The change has resulted in a substantial drop in crime, especially violent crime. From 2012 to 2019, the number of homicides fell by ~60% – from 67 to 24. Even with the turmoil of 2020, it was roughly the same – 23. Total violent crimes dropped by almost 50% over that same eight-year period. Excessive force complaints decreased by 95% (only 3 last year).

But still there are critics. They note that crime has decreased but has not disappeared. Camden’s residents are still poor; far too many are unemployed; there are disparities in health care. In effect, the critics are saying to take money away from crimestopping to try to treat the community’s other social ills.

To me, these criticisms miss the mark. The safety of its citizens and their property is one of the essential foundations of a community. It is nearly impossible for the poor to climb out of poverty without this firm foundation – opportunity cannot flourish if safety languishes.

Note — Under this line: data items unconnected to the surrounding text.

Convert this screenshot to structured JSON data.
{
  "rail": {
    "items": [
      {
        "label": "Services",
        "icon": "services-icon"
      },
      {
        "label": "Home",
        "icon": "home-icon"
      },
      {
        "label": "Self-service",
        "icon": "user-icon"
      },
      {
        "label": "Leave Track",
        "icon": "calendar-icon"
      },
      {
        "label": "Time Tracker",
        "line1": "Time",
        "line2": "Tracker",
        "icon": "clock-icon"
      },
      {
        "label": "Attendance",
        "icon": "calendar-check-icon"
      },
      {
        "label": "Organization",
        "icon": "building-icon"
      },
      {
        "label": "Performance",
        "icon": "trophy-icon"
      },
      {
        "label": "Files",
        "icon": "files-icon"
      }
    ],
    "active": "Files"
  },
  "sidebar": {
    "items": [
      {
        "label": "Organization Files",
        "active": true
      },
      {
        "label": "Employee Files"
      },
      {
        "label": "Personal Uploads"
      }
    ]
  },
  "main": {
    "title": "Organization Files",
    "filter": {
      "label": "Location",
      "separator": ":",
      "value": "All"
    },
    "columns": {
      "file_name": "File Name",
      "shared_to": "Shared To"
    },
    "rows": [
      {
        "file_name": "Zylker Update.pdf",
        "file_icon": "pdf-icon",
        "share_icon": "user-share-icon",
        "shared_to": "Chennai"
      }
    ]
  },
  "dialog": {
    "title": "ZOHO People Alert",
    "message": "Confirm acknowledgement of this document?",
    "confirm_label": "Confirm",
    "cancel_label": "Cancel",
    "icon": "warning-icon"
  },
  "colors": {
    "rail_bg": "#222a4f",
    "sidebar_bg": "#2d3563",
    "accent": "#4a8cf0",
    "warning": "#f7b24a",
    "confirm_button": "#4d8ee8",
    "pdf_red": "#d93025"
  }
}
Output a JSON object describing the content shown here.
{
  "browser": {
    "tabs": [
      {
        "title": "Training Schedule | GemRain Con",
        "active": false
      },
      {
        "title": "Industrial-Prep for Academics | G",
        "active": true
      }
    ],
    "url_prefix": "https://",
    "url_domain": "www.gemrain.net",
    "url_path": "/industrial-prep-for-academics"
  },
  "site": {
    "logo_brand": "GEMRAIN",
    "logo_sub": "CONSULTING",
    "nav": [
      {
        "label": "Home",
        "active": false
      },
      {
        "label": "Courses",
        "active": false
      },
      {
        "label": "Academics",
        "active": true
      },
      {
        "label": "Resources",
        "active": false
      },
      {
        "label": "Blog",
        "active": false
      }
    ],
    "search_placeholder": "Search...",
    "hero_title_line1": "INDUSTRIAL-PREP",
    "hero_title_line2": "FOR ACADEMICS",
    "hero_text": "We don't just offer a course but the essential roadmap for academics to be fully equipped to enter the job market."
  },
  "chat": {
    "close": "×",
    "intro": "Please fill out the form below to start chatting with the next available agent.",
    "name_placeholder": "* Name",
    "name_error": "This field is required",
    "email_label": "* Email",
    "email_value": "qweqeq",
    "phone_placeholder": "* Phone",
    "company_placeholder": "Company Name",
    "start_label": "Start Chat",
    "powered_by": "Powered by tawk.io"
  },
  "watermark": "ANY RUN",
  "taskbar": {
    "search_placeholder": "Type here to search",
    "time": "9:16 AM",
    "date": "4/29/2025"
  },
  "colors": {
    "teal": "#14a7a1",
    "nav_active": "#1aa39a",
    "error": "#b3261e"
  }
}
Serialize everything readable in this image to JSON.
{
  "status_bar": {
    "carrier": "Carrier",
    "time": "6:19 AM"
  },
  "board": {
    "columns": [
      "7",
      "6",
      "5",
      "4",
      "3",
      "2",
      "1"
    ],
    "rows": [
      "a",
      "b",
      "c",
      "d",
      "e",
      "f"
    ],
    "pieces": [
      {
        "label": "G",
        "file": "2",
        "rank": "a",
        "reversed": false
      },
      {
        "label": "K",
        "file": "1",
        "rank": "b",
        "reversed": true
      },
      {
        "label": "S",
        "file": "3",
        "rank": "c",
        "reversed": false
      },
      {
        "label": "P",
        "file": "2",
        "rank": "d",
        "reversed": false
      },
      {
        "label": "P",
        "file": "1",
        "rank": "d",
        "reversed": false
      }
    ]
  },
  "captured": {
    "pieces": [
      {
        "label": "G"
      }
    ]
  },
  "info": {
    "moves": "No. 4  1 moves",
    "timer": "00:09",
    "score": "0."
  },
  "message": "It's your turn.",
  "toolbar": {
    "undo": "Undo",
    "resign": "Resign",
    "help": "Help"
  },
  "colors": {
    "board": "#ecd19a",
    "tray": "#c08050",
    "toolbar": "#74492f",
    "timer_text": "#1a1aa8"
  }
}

What Thomson achieved exemplifies Burke’s quote above. He and his peers in city government conceived a new – and demonstrably better – way to ensure the public’s safety. They molded public opinion so that residents would accept these tough decisions. And they made their conception a reality. Instead of sitting in their precincts waiting for crime to boil over, police officers are out in the community taking its temperature and turning down the heat however they can. Residents are part of the solution, not impediments. This is not perfection but certainly is progress.

And perhaps that progress is why mention of the Camden Way ended so quickly: it didn’t fit the Narrative. The narrative that the police are evil warriors wallowing in prejudice; that they are the cause of crime and not its solution; that our communities can flourish better without them. And that we thus need less, not more, policing.

An honest recounting of what Camden has achieved belies that narrative. Thomson, et al., changed “public opinion and humor” – the community’s view of the police – not through less but through more – and more effective – policing. Those cities that have tried the other way – defunding the police – have had more crime and less safety.

And indications are that at least some of these formerly flourishing communities – Portland, Seattle – are already suffering, as those who can – leave. Small business owners, in particular – those who buy the uniforms for Little League, who display signs for local events, whose coffee houses and restaurants are where the community’s sense of itself are nurtured – are leaving, eroding the community’s tax base for certain, but also taking with them important parts of the community’s heart and soul. The coming days will be the ultimate test of the resilience of these communities, let us hope they can heal their wounds and regain their vitality.